What data breaks the Fed out of its current “patient” stance? Given the persistence of low inflation, it appears to me most likely that the next move is down. Fed officials, however, are resisting any such moves just yet, requiring instead that the data break at least gently to the downside in the months ahead. And so we wait as the data rolls in.
The ISM nonmanufacturing report came in a little lower in March compared to the previous month, but I am not seeing any fundamental shift in the underlying pace of activity. Looks instead like typical noise in the series:
Softness was more evident in the 2015-16 slowdown than today. Good news for the economy; bad news for the recessionistas.
More interesting was the ADP employment report. That came in on the soft side with a 129k gain in private sector employees. Incorporating that information drags down my forecast to a 150k gain in March:
This forecast is on the soft side of consensus, which is currently expecting a rebound in job growth t0 170k with a 3.8% unemployment rate and a 0.2% wage gain. Given the noise in this data, the Fed would likely see little difference in any number in the mid-100’s. The Fed would probably view anything in that sort of range as consistent with relatively stable unemployment and continued upward pressure on wages. A good place to remain patient.

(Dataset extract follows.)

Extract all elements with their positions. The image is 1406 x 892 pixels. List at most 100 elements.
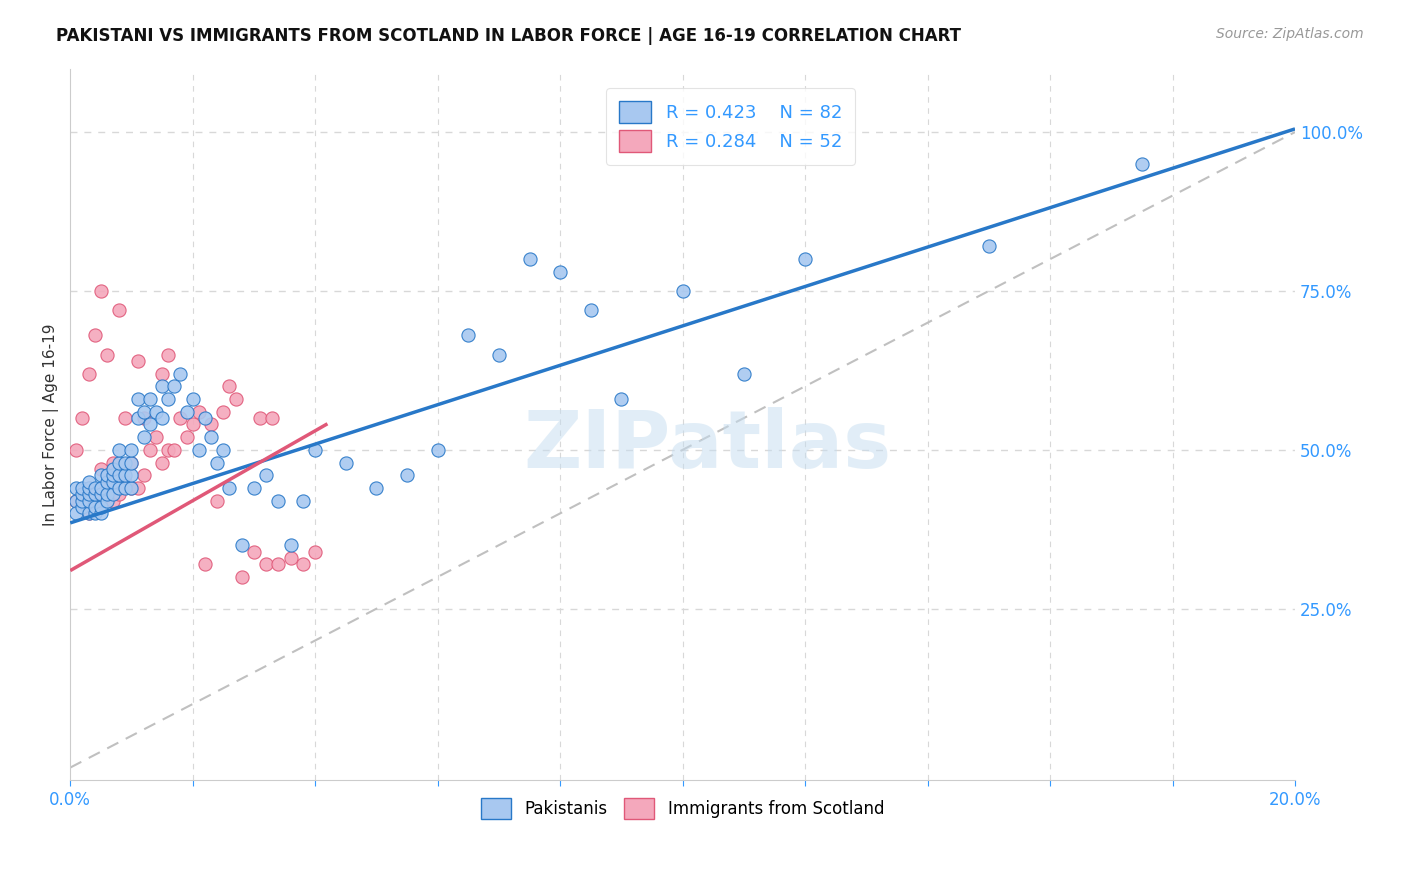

More interesting would something on either side of the mid-100s. If job growth came in closer to 100k or so, the Fed would start to get a bit nervous that maybe the February weakness wasn’t the one-off they believe it was. Any anxiety would step up a notch if the unemployment rate edged higher as well. That kind of pattern, if sustained for the next few months would likely prompt Powell & Co. to more seriously consider lower rates mid-year.
That said, betting against this job market hasn’t worked out very well yet. If we see job growth sticking closer to 200k a month, central bankers will start to think that they maybe became a little too dovish in March.
Bottom Line: We are stuck in a waiting game for the moment while we try to assess the degree to which the US economy is slowing.